Radiance-predicting statistical models that capture narrow sun-observer geometries form the basis for empirical angular distribution models. And these statistical models fit observations from satellites, typically capturing how TOA SW radiances measured by a broadband radiometer change with scene type (defined by surface conditions as well as cloud and aerosol properties within the radiometer's footprint area) retrieved using a multispectral imager (see Sect. 2). To investigate whether a new approach, the proposed semiphysical log-linear model in Sect. 3.2, is a superior way to fit observations compared to the state-of-the-art approach, the sigmoidal fit described in Sect. 3.1, we took CERES Ed4SSF observations (Sect. 2) of liquid-phase clouds along the principal plane of an example solar geometry covering major scattering features of clouds and the ocean surface.
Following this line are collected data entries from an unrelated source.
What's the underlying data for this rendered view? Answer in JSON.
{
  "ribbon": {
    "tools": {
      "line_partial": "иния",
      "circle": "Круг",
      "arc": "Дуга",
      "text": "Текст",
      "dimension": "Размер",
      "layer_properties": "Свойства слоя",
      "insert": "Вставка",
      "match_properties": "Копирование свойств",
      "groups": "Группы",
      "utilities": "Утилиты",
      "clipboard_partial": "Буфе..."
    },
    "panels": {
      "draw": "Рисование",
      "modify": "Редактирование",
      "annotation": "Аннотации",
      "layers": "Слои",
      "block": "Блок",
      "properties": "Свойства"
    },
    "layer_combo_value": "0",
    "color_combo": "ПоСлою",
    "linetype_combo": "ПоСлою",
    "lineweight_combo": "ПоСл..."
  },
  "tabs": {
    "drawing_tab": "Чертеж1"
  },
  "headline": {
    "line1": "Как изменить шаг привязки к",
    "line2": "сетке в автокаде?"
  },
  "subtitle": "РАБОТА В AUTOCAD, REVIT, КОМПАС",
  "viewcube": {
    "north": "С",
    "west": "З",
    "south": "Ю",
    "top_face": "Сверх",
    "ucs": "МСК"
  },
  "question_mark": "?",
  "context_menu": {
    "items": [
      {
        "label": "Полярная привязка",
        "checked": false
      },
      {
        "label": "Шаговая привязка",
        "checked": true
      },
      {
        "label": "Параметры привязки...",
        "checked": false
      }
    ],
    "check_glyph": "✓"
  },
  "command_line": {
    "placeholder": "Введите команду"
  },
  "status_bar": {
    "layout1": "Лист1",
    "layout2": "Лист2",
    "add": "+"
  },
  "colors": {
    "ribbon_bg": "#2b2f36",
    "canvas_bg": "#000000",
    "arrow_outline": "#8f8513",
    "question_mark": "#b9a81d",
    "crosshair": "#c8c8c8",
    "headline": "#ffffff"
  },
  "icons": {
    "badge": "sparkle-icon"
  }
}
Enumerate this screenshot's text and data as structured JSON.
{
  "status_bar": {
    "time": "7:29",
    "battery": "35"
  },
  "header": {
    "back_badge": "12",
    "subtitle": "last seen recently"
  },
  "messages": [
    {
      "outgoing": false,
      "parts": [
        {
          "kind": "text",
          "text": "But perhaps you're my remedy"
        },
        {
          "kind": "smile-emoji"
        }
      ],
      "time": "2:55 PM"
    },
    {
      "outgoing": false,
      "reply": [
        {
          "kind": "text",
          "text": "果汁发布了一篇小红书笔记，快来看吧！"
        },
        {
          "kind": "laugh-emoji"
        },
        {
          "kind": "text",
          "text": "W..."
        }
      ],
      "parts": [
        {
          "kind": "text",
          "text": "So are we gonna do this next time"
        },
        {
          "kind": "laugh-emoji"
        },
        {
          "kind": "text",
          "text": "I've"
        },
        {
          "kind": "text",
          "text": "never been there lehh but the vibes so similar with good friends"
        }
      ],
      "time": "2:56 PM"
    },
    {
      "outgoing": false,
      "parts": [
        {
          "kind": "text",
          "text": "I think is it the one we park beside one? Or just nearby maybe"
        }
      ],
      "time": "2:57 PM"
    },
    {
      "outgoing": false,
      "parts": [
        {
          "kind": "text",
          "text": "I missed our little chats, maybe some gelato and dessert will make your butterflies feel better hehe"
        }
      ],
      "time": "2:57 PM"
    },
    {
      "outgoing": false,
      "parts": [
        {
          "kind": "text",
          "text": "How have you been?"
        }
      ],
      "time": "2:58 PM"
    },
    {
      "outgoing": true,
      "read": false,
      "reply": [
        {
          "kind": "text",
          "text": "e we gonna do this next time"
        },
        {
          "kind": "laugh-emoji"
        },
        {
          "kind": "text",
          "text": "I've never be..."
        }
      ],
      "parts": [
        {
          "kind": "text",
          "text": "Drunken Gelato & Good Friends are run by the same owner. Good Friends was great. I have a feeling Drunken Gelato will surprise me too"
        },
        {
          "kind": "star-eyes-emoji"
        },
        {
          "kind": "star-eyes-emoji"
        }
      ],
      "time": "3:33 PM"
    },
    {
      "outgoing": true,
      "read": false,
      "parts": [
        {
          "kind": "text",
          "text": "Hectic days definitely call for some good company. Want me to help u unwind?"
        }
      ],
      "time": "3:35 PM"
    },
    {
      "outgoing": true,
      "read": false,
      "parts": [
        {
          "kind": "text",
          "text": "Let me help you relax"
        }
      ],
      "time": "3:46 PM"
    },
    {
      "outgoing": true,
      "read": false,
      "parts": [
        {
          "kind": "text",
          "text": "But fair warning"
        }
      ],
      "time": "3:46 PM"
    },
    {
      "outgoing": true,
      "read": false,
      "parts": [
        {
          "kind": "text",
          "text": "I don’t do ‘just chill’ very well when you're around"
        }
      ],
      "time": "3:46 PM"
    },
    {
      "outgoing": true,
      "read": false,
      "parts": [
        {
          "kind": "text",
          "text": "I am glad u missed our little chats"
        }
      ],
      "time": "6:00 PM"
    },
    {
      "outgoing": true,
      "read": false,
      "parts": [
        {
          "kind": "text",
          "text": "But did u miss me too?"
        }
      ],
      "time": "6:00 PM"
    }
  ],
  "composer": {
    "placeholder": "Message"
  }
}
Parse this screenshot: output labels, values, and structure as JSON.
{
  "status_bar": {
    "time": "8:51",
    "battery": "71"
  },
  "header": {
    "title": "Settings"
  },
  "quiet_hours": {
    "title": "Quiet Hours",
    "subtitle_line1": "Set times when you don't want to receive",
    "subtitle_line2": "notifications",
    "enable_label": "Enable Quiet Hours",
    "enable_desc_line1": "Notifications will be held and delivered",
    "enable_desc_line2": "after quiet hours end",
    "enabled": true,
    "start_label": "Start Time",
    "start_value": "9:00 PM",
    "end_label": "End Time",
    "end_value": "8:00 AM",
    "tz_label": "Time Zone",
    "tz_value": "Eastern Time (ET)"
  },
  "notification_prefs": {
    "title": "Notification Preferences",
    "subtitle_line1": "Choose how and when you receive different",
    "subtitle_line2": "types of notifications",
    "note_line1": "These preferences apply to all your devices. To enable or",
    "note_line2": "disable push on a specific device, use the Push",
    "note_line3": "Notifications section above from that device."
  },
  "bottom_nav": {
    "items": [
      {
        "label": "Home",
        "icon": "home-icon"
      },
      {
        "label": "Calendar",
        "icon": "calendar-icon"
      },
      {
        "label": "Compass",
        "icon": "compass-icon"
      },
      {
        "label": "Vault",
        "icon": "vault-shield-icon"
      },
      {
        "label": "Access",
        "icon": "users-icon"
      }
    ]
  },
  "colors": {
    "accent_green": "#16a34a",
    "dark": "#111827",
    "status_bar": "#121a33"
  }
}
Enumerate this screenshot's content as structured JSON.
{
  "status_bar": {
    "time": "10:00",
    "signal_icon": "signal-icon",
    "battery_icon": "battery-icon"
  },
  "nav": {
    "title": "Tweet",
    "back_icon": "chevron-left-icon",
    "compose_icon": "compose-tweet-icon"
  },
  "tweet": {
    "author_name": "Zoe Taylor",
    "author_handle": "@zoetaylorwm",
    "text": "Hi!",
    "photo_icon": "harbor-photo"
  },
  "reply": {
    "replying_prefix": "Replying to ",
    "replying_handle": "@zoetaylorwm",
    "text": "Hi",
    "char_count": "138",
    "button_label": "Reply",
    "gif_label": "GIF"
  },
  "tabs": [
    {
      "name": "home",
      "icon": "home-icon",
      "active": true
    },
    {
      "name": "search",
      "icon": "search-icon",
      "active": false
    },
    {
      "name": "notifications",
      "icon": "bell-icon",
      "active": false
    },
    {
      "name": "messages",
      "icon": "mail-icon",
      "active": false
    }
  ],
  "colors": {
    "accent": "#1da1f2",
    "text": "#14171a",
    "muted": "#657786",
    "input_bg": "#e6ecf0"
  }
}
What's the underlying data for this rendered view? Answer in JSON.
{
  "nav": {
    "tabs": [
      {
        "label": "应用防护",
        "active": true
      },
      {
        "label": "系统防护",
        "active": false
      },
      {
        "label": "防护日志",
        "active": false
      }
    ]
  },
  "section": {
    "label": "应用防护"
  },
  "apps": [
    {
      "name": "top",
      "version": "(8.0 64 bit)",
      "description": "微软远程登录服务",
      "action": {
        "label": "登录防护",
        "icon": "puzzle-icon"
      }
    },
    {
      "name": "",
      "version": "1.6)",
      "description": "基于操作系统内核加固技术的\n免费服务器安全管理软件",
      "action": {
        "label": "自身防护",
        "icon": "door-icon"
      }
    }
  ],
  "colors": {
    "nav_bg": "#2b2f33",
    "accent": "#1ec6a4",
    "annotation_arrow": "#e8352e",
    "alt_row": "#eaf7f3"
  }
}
We applied the sigmoidal fit as well as a variety of log-linear models, each using a different analytic solution of two-stream cloud albedo (Eqs. 1012) that is used in this study as a framework to ingest MODIS-based cloud properties. Looking at the SD of radiance residuals per angular bin (in this study used as a measure of model uncertainty), the Coakley–Chylek approximation using a reflective lower boundary (Eq. 12) outperformed the sigmoidal fit for most bins by up to 1.5 Wm-2sr-1 (shown in Fig. 3). Only the central portion of sun-glint-affected geometries remained best explained by sigmoidal fits (and accompanied lookup-table approach as laid out in Sect. 3.1). In contrast, the Coakley–Chylek approximation using a perfectly absorbing lower boundary (Eq. 11) or the Eddington approximation (Eq. 10) performed only equally well or worse than sigmoidal fits.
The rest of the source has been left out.